The budget gives a strong push to domestic manufacturing and small businesses.

Highlights:

  • Biopharma SHAKTI scheme with an outlay of ₹10,000 crore.

  • India Semiconductor Mission (ISM) 2.0 and electronics manufacturing support raised to ₹40,000 crore.

  • Revival of 200 legacy industrial clusters.

  • ₹10,000 crore SME Growth Fund for MSMEs.

  • Mandatory TReDS onboarding for CPSEs to improve MSME cash flows.

  • Introduction of “Corporate Mitras” to help MSMEs with compliance in Tier-II and Tier-III cities.


Tax Reforms: Simpler Laws, Selective Tightening

Tax rationalisation is another key theme.

  • New Income Tax Act, 2025 to replace the 1961 Act from April 2026, promising simpler language and fewer forms.

  • TCS reduced to 2% on overseas tours and education/medical expenses under LRS.

  • STT increased on stock market derivatives:

    • Futures: 0.05%

    • Options: 0.15%

  • Safe harbour rate for IT services set at 15.5% for turnover up to ₹2,000 crore.

  • Duty exemptions announced for cancer drugs, fisheries, and certain personal imports.

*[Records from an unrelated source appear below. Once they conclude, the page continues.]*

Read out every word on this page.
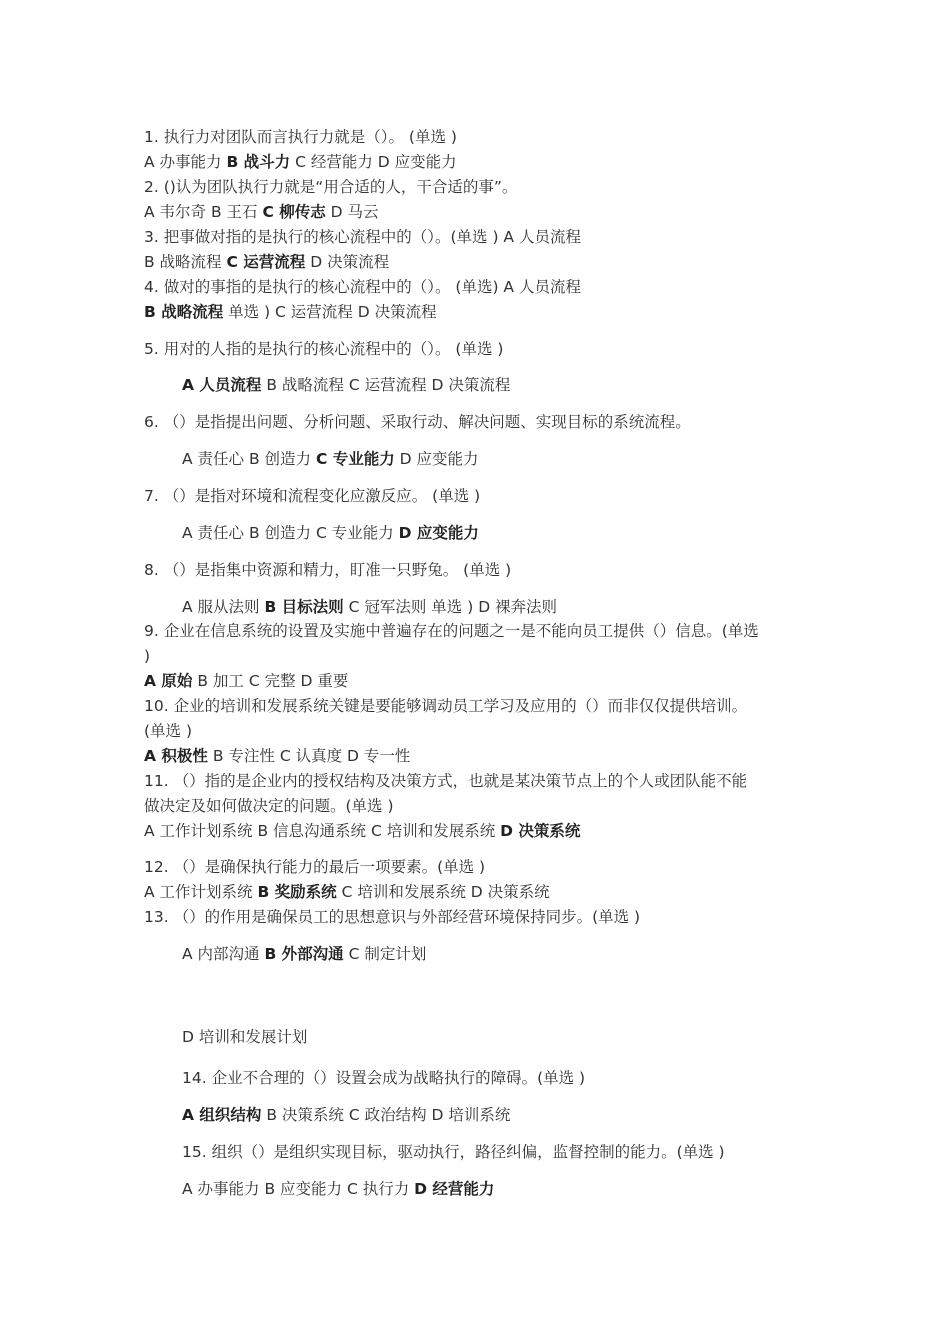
1. 执行力对团队而言执行力就是（）。 (单选 )

A 办事能力 B 战斗力 C 经营能力 D 应变能力

2. ()认为团队执行力就是“用合适的人，干合适的事”。

A 韦尔奇 B 王石 C 柳传志 D 马云

3. 把事做对指的是执行的核心流程中的（）。(单选 ) A 人员流程

B 战略流程 C 运营流程 D 决策流程

4. 做对的事指的是执行的核心流程中的（）。 (单选) A 人员流程

B 战略流程 单选 ) C 运营流程 D 决策流程

5. 用对的人指的是执行的核心流程中的（）。 (单选 )

A 人员流程 B 战略流程 C 运营流程 D 决策流程

6. （）是指提出问题、分析问题、采取行动、解决问题、实现目标的系统流程。

A 责任心 B 创造力 C 专业能力 D 应变能力

7. （）是指对环境和流程变化应激反应。 (单选 )

A 责任心 B 创造力 C 专业能力 D 应变能力

8. （）是指集中资源和精力，盯准一只野兔。 (单选 )

A 服从法则 B 目标法则 C 冠军法则 单选 ) D 裸奔法则

9. 企业在信息系统的设置及实施中普遍存在的问题之一是不能向员工提供（）信息。(单选

)

A 原始 B 加工 C 完整 D 重要

10. 企业的培训和发展系统关键是要能够调动员工学习及应用的（）而非仅仅提供培训。

(单选 )

A 积极性 B 专注性 C 认真度 D 专一性

11. （）指的是企业内的授权结构及决策方式，也就是某决策节点上的个人或团队能不能

做决定及如何做决定的问题。(单选 )

A 工作计划系统 B 信息沟通系统 C 培训和发展系统 D 决策系统

12. （）是确保执行能力的最后一项要素。(单选 )

A 工作计划系统 B 奖励系统 C 培训和发展系统 D 决策系统

13. （）的作用是确保员工的思想意识与外部经营环境保持同步。(单选 )

A 内部沟通 B 外部沟通 C 制定计划

D 培训和发展计划

14. 企业不合理的（）设置会成为战略执行的障碍。(单选 )

A 组织结构 B 决策系统 C 政治结构 D 培训系统

15. 组织（）是组织实现目标，驱动执行，路径纠偏，监督控制的能力。(单选 )

A 办事能力 B 应变能力 C 执行力 D 经营能力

Agriculture & Social Inclusion

The budget blends technology with inclusivity.

Key initiatives:

  • Bharat-VISTAAR AI platform for real-time farm advisory.

  • Support for cashew, cocoa, coconut, and high-value horticulture.

  • Development of 500 reservoirs to improve irrigation.

  • SHE-Marts for women entrepreneurs.

  • Expanded support for Divyangjan, NIMHANS-2 for mental health, and Purvodaya for the eastern industrial corridor.


What Becomes Costlier

Consumers and investors should brace for higher costs in certain areas:

  • Stock market derivatives due to higher STT on futures and options.

  • Tobacco products such as cigarettes, bidis, pan masala.

  • Imported luxury goods including premium watches, alcohol, cosmetics, perfumes, and foreign-built cars.

  • Professional coffee machines due to withdrawal of BCD exemptions.

  • Certain fertilizers like Ammonium Phosphate.

  • Imported cameras and filming equipment.

  • Gold and silver jewellery, as duties on related items have been adjusted.


📉 What Gets Cheaper

Some relief comes through lower import duties and exemptions:

  • Smartphones and electronics due to reduced BCD on components.

  • Electric vehicles (EVs) and battery-related imports.

  • Life-saving cancer drugs (10 specified drugs get full duty exemption).

  • Medical equipment like X-ray and cancer treatment machines.

  • Gold and silver findings used in jewellery making.

  • Dairy and fisheries machinery.

  • Agricultural inputs such as sprinklers and select fertilizers.

Union Budget 2026–27 stays consistent with the government’s post-pandemic strategy: invest heavily in infrastructure and manufacturing, simplify compliance, and gradually rein in fiscal deficit. While traders and luxury consumers may feel the pinch, MSMEs, healthcare, electronics, and long-term investors stand to gain.

In short, this is a steady, reform-oriented budget—not flashy, but firmly focused on building India’s economic foundation for the next decade.